Kookpuntverhoging (ebullioscopie) Bewerken
Het kookpunt van een vloeistof bij een gegeven externe druk is de temperatuur (T b {\ displaystyle T _ {\ rm {b}}}) waarbij de dampspanning van de vloeistof gelijk is aan de externe druk. Het normale kookpunt is het kookpunt bij een druk gelijk aan 1 atm.
Het kookpunt van een puur oplosmiddel wordt verhoogd door de toevoeging van een niet-vluchtige opgeloste stof, en de hoogte kan worden gemeten met ebullioscopie . Het blijkt dat
Δ T b = T b (oplossing) – T b (zuiver oplosmiddel) = i ⋅ K b ⋅ m {\ displaystyle \ Delta T _ {\ rm {b}} = T _ {\ rm {b }} (oplossing) -T _ {\ rm {b}} (puur \ solvent) = i \ cdot K_ {b} \ cdot m}
Hier is ik de van “t Hoff-factor zoals hierboven, Kb is de ebullioscopische constante van het oplosmiddel (gelijk aan 0,512 ° C kg / mol voor water), en m is de molaliteit van de oplossing.
Het kookpunt is de temperatuur waarbij er een evenwicht is tussen de vloeistof- en gasfase. Bij het kookpunt is het aantal gasmoleculen dat condenseert tot vloeistof gelijk aan het aantal vloeistofmoleculen dat tot gas verdampt. Het toevoegen van een opgeloste stof verdunt de concentratie van de vloeistofmoleculen en vermindert de verdampingssnelheid. Om dit te compenseren en opnieuw een evenwicht te bereiken, het kookpunt vindt plaats bij een hogere temperatuur.

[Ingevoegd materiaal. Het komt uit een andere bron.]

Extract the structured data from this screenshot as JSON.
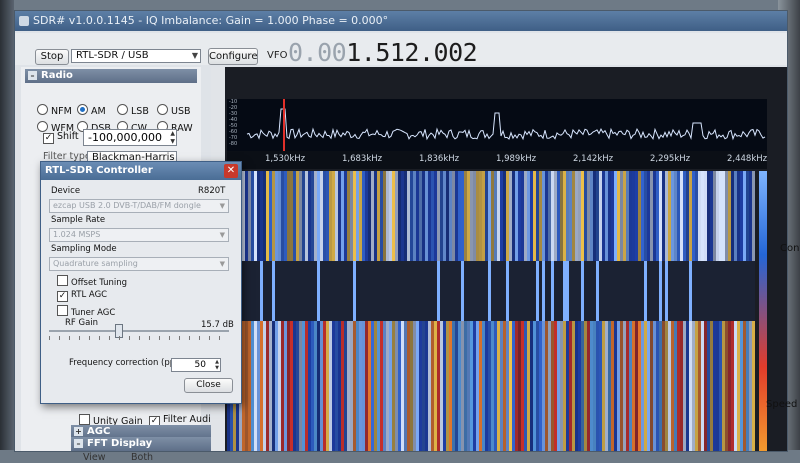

Als wordt aangenomen dat de oplossing een ideale oplossing is, kan Kb worden geëvalueerd op basis van de thermodynamische toestand voor vloeistof-damp-evenwicht. Bij het kookpunt de chemische potentiaal μA van het oplosmiddel in de oplossingsfase is gelijk aan de chemische potentiaal in de zuivere dampfase boven de oplossing.
μ A (T b) = μ A ⋆ (T b) + RT ln x A = μ A ⋆ (g , 1 atm) {\ displaystyle \ mu _ {A} (T_ {b}) = \ mu _ {A} ^ {\ star} (T_ {b}) + RT \ ln x_ {A} \ = \ mu _ {A} ^ {\ star} (g, 1atm)},
Vriespuntverlaging (cryoscopie) Bewerken
Het vriespunt (T f {\ displaystyle T _ {\ rm {f}}}) van een zuiver oplosmiddel wordt verlaagd door de toevoeging van een opgeloste stof die onoplosbaar is in het vaste oplosmiddel, en de meting van dit verschil wordt cryoscopie genoemd. Het blijkt dat
Δ T f = T f (oplossing) – T f (zuiveringsmiddel) = – i ⋅ K f ⋅ m {\ displaystyle \ Delta T _ {\ rm {f}} = T _ {\ rm { f}} (oplossing) -T _ {\ rm {f}} (puur \ solvent) = – i \ cdot K_ {f} \ cdot m} (kan ook worden geschreven als Δ T f = T f (puur oplosmiddel) – T f (oplossing) = ik ⋅ K f ⋅ m {\ displaystyle \ Delta T _ {\ rm {f}} = T _ {\ rm {f}} (puur \ solvent) -T _ {\ rm {f}} (oplossing) = i \ cdot K_ {f} \ cdot m})
Hier is Kf de cryoscopische constante (gelijk aan 1,86 ° C kg / mol voor het vriespunt van water), i is de van “t Hoff-factor, en m de molaliteit.
In de vloeibare oplossing wordt het oplosmiddel verdund door toevoeging van een opgeloste stof, zodat er minder moleculen beschikbaar zijn om te bevriezen. Herstel van evenwicht wordt bereikt bij een lagere temperatuur waarbij de snelheid van bevriezing wordt gelijk aan de snelheid van vloeibaar maken. Bij het lagere vriespunt is de dampdruk van de vloeistof gelijk aan de dampspanning van de overeenkomstige vaste stof, en de chemische potentialen van de twee fasen zijn e ook gelijk. De gelijkheid van chemische potentialen maakt de evaluatie van de cryoscopische constante mogelijk als K f = RMT f 2 / Δ H fus {\ displaystyle K_ {f} = RMT_ {f} ^ {2} / \ Delta H _ {\ mathrm {fus}} }, waarbij ΔHfus de molaire smeltenthalpie van het oplosmiddel is.